Двухфигурная композиция, связанная общей идеей.
Павильон-постамент. Как согласовать архитектуру павильона и скульптуру?
Шадр отваживается на очень сложное композиционное движение, требующее и математического расчета веса скульптуры и чрезвычайной выверенности каркаса. Рабочий твердо стоит на ногах, а женщина почти парит в воздухе. Но преодоление композиционных трудностей отнюдь не самоцель для скульптора. Он прибегает к этому сложному решению лишь потому, что оно помогает выявить основную идею — необоримость порыва, делающую этот порыв почти полетом.
Стремительность — вот что Лановится главным в композиции. Экспрессию протянутых вперед рук и поворота голов, размашистость шага, гипертрофированную проработку мускулов и ключиц, нарушение анатомической строгости соотношения рук и торсов — все подчиняет Шадр выявлению динамического, несущегося ритма скульптуры. Кажется, вот-вот она сорвется с постамента…

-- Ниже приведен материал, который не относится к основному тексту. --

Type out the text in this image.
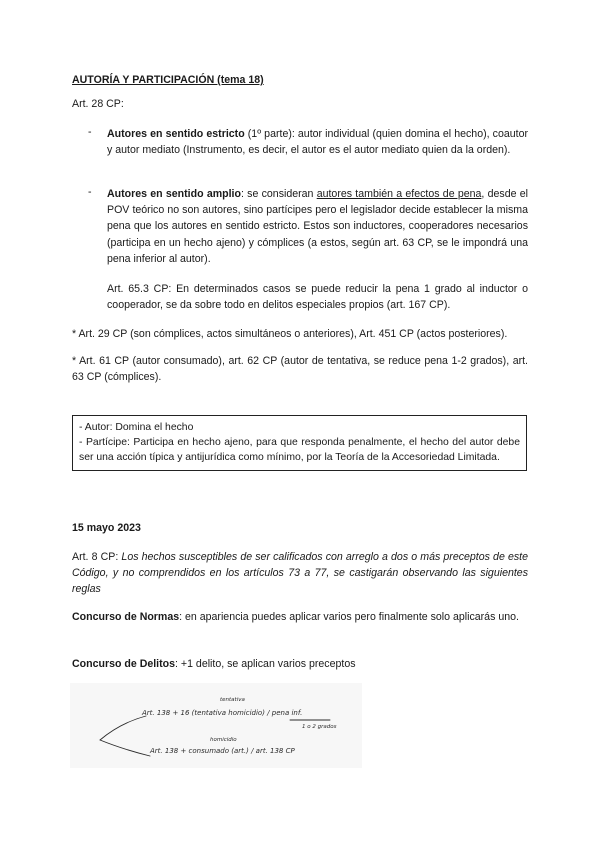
AUTORÍA Y PARTICIPACIÓN (tema 18)
Art. 28 CP:
- Autores en sentido estricto (1º parte): autor individual (quien domina el hecho), coautor y autor mediato (Instrumento, es decir, el autor es el autor mediato quien da la orden).
- Autores en sentido amplio: se consideran autores también a efectos de pena, desde el POV teórico no son autores, sino partícipes pero el legislador decide establecer la misma pena que los autores en sentido estricto. Estos son inductores, cooperadores necesarios (participa en un hecho ajeno) y cómplices (a estos, según art. 63 CP, se le impondrá una pena inferior al autor).
Art. 65.3 CP: En determinados casos se puede reducir la pena 1 grado al inductor o cooperador, se da sobre todo en delitos especiales propios (art. 167 CP).
* Art. 29 CP (son cómplices, actos simultáneos o anteriores), Art. 451 CP (actos posteriores).
* Art. 61 CP (autor consumado), art. 62 CP (autor de tentativa, se reduce pena 1-2 grados), art. 63 CP (cómplices).
- Autor: Domina el hecho
- Partícipe: Participa en hecho ajeno, para que responda penalmente, el hecho del autor debe ser una acción típica y antijurídica como mínimo, por la Teoría de la Accesoriedad Limitada.
15 mayo 2023
Art. 8 CP: Los hechos susceptibles de ser calificados con arreglo a dos o más preceptos de este Código, y no comprendidos en los artículos 73 a 77, se castigarán observando las siguientes reglas
Concurso de Normas: en apariencia puedes aplicar varios pero finalmente solo aplicarás uno.
Concurso de Delitos: +1 delito, se aplican varios preceptos
tentativa
Art. 138 + 16 (tentativa homicidio) / pena inf.
1 o 2 grados
homicidio
Art. 138 + consumado (art.) / art. 138 CP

Стремительная сила и чувство победы — «самое характерное для пролетариата и крестьянства, окрыленных революцией». «Наша эпоха, — говорил скульптор, — эпоха небывалых разворотов, эпоха современной техники, эпоха — и это прежде всего — человеческого героизма. Поэтому наша скульптура должна явиться образом глубокого психологизма, образом класса».
Эмблемы труда — молот и поднятый кверху серп — Шадр включает в более сложную символику — символику неудержимого стремления вперед.
Сложная и в то же время простая символика. Сложная — по необычности замысла и напряженности скульптурного решения, простая — по понятности, доступности, реалистичности символа. Герои композиции (а они именно герои!) — это обычные люди, увиденные скульптором на улице, в трамвае — в сутолоке обычной жизни. У них, пожалуй, лишь более выявлены волевые черты характера, более обобщены черты лиц.